İlk kez erken menopoza
gireceğini duyduğunda çok önemsememişti. Henüz on sekiz yaşındaydı. Zaten
teknoloji, tıp çok gelişmişti. Mutlaka bu iki bilim el birliği ile erken
menopoz riskini yok etmiş olmalıydı.
Annesinin doktoruna yapılan ziyaretlerden sonra, aynı yaşlarda aynı
sorunla karşılaşacağını, bu nedenle hayatının zamanlamasını doğru yapması
gerektiğini öğrenmişti. İşte o zaman hayatı gerçekten alt üst olmuştu. Tüm
planlarının zamanlaması değişmeliydi. Yine de ilk yıllar çok umursamasa da yaşı
artık yirmi ikiyi geçmişti. Yani son iki yılın içinde sayılırdı. Hadi hadi en
fazla üç yılı vardı.
Çağla, düşüncelerinden
sıyrılıp yeniden ekrandaki son maddeye baktı.
Hamile kalmak…
Bu maddenin imkansızlığını
yavaş yavaş anlıyordu. Zaman azalıyordu ve daha baba adayı yoktu ortalıkta.

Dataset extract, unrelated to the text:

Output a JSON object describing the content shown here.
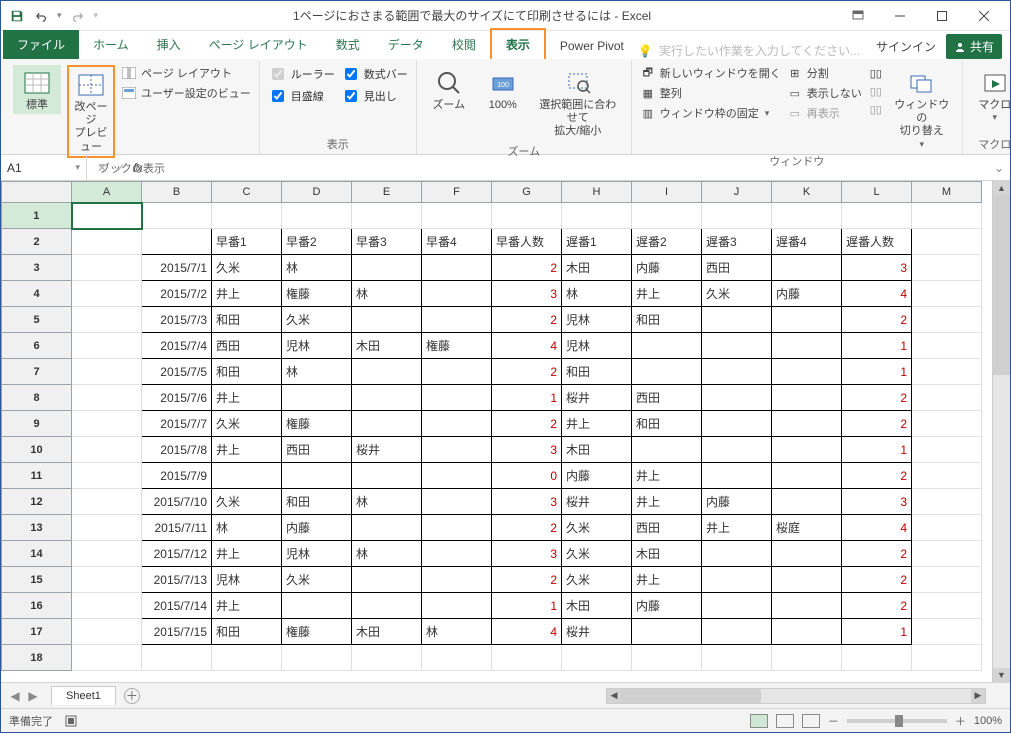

Annesi bir sürü talip buluyordu. Oturdukları yerden, arkadaşlarının
tanıdıklarından birçok aday vardı. Ama onların aday olması Çağla’yı
ilgilendirmiyordu. Çağla, çocuk sahibi olmayı istiyordu. Otuzlu yaşları için
planladığı evlilik ve iki çocuk hayalini yirmi üç, yirmi dört yaşlara kadar
geri çekmişti. Yine de düşünceleri çok netleşemiyordu.
Gerçekten çocuk sahibi
olmak bu kadar önemli miydi?
Olmayınca üzülür müydü?
Ya da menopoza girdikten
sonra karşısına çıkacak ve aşık olacağı erkek çocuğu olmuyor diye onu terk eder
miydi?
Tüm bunları bilmeden nasıl
doğru karar verecekti? Ne istediğinden emin olmalıydı.
Önce aşk mı önce çocuk mu?
Aşk evliliği ile çocuk
sahibi olamadıktan sonra sevmediği bir erkeğe neden katlanacaktı? Gözünü dört
açacak aşkı arayacaktı. Belki bir taşın altındadır da ben görememişimdir, dört
göz bakarak bulurum belki, diyerek kendi saçma düşünceleri ile dalga geçti.
Aslında o düşünceler bir karardı. Aşık olmadan çocuk sahibi olmak istemiyordu.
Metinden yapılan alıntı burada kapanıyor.